1. The Government has since February 2004 permitted Hamdi to consult with counsel as a matter of policy, but does not concede that it has an obligation to allow this. Brief for Respondents 9, 39—46.

2. Nor is it possible to distinguish between civilian and military authority to detain based on the congressional object of avoiding another Korematsu v. United States, 323 U.S. 214 (1944). See Brief for Respondents 21 (arguing that military detentions are exempt). Although a civilian agency authorized by Executive order ran the detention camps, the relocation and detention of American citizens was ordered by the military under authority of the President as Commander in Chief. See Ex parte Endo, 323 U.S. 283, 285—288 (1944). The World War II internment was thus ordered under the same Presidential power invoked here and the intent to bar a repetition goes to the action taken and authority claimed here.

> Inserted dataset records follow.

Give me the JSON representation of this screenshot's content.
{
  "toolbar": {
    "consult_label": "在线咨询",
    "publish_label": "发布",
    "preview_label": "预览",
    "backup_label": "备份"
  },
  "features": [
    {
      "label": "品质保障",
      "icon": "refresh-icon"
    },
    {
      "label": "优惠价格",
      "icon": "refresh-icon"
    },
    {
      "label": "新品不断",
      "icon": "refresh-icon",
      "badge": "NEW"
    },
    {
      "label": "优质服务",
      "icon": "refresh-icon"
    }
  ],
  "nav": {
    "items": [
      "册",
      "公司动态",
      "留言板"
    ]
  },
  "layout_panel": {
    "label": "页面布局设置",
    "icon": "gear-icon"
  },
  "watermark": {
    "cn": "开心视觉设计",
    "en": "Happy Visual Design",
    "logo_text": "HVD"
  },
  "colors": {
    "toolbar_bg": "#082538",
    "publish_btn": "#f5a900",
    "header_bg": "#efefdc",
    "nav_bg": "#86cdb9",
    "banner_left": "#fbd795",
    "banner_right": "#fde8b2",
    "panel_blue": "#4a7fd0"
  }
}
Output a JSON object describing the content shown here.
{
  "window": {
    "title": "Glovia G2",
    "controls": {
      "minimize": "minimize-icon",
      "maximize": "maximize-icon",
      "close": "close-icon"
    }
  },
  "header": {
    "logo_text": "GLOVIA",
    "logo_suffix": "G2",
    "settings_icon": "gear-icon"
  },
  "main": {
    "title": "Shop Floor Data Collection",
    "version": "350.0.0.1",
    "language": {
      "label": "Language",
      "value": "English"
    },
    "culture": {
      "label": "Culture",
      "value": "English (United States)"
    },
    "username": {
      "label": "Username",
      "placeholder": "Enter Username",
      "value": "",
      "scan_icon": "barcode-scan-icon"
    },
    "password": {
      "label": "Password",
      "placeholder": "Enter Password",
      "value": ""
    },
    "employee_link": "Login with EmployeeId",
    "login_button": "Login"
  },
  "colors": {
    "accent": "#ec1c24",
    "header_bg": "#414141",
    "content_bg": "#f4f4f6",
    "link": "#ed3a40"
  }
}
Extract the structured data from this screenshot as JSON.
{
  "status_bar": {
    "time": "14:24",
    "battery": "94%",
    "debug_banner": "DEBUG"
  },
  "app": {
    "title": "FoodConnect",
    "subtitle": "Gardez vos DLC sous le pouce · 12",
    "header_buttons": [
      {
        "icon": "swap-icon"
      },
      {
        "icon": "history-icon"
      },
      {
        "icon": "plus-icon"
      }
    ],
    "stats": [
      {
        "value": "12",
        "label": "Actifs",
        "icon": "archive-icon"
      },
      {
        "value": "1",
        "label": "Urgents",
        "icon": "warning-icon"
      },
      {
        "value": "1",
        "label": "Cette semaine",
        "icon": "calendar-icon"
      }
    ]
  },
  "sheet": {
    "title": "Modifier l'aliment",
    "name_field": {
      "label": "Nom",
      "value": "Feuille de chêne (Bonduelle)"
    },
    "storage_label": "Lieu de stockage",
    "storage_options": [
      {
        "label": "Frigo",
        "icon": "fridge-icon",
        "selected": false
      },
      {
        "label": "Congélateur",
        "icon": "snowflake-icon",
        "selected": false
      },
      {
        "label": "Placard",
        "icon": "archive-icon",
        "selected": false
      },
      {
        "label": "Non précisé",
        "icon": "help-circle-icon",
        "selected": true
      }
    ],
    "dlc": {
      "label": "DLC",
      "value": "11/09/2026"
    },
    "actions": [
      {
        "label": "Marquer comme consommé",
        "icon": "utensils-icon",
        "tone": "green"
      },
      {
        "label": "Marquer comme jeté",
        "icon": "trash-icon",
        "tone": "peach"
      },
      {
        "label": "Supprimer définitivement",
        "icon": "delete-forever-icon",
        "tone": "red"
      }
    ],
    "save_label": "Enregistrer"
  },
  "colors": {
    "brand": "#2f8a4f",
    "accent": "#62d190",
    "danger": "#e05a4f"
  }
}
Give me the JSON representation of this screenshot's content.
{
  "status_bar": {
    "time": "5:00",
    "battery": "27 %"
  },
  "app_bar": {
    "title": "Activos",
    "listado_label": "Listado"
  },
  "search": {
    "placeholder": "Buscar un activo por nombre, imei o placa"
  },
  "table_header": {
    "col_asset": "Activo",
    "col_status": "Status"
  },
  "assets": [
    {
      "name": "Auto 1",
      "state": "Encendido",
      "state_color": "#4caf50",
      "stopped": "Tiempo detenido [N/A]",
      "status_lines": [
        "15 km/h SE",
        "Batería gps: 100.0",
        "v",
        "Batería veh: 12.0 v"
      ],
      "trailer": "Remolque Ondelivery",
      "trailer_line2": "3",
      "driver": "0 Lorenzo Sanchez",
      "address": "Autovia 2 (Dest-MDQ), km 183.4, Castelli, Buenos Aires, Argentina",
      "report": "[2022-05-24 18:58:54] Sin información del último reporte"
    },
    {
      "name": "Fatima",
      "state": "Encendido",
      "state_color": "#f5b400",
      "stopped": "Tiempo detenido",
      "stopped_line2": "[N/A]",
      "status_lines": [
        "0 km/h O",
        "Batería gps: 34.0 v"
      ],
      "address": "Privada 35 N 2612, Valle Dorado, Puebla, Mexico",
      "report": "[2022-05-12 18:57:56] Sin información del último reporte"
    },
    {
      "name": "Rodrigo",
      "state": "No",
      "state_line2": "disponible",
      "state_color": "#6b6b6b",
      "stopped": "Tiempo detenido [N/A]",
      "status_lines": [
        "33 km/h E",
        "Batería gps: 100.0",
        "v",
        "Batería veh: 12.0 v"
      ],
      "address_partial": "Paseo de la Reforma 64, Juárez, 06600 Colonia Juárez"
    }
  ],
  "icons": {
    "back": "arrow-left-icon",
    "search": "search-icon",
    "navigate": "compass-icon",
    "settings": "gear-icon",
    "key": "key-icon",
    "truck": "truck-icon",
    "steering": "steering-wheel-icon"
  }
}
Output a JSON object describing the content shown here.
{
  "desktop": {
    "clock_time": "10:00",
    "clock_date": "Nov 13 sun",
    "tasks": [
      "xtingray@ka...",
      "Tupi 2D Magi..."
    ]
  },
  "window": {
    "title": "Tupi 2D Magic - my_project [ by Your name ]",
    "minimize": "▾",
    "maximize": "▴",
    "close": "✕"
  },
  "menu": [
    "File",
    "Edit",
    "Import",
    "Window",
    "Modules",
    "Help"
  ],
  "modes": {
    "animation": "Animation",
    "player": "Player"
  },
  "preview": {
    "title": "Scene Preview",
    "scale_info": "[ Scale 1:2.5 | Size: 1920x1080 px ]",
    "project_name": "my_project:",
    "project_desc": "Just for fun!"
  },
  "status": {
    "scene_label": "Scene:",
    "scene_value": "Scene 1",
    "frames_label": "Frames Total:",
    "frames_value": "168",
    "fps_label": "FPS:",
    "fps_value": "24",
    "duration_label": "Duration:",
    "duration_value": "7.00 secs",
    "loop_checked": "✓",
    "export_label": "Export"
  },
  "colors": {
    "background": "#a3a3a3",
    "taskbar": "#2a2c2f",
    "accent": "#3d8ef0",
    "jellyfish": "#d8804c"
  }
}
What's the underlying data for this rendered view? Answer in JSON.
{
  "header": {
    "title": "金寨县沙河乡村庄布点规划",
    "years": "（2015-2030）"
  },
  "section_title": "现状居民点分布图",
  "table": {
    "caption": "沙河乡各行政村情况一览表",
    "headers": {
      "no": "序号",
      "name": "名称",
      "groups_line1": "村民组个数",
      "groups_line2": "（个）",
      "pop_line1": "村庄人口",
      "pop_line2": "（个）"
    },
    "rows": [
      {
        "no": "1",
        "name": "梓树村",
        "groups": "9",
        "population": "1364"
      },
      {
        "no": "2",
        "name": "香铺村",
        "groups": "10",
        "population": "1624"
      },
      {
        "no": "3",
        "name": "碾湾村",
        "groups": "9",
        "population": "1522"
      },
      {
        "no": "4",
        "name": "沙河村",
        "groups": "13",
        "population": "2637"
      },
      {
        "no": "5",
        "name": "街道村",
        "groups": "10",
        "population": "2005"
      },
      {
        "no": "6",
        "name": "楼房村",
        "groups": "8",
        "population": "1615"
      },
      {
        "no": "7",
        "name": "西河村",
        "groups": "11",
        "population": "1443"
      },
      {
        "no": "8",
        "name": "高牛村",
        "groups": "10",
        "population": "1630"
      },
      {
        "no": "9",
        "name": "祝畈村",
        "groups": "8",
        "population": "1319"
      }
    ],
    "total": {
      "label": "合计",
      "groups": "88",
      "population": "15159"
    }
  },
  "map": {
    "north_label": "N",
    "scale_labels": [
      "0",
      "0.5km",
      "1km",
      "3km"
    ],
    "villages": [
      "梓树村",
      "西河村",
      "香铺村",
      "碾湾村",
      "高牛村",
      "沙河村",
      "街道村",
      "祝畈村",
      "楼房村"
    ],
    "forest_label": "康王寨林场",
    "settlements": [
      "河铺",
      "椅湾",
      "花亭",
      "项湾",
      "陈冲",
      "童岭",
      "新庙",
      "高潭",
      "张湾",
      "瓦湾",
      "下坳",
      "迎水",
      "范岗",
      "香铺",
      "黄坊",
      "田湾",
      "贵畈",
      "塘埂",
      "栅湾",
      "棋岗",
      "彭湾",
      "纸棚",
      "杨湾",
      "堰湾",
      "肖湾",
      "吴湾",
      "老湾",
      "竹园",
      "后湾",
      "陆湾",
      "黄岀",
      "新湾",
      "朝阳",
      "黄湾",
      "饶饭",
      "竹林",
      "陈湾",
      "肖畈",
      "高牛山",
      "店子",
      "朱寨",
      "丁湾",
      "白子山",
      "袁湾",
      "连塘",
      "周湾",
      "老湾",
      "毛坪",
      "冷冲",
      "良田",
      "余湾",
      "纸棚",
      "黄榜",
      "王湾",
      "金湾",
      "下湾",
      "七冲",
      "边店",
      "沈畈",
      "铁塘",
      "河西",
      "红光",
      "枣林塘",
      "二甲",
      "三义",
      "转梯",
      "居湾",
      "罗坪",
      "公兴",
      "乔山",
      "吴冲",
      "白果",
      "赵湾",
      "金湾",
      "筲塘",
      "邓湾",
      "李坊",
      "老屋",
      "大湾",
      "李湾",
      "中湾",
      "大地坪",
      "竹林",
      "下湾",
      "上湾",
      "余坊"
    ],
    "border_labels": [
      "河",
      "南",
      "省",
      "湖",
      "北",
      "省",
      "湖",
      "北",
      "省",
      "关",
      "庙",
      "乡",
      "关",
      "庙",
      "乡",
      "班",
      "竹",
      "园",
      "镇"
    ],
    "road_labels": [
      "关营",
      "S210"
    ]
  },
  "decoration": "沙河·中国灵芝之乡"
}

3. As noted, supra, at 3, the Government argues that a required Act of Congress is to be found in a statutory authorization to spend money appropriated for the care of prisoners of war and of other, similar prisoners, 10 U.S.C. § 956(5). It is enough to say that this statute is an authorization to spend money if there are prisoners, not an authorization to imprison anyone to provide the occasion for spending money.

4. Even a brief examination of the reported cases in which the Government has chosen to proceed criminally against those who aided the Taliban shows the Government has found no shortage of offenses to allege. See United States v. Lindh, 212 F. Supp. 2d 541, 547 (ED Va. 2002); United States v. Khan, 309 F. Supp. 2d 789, 796 (ED Va. 2004).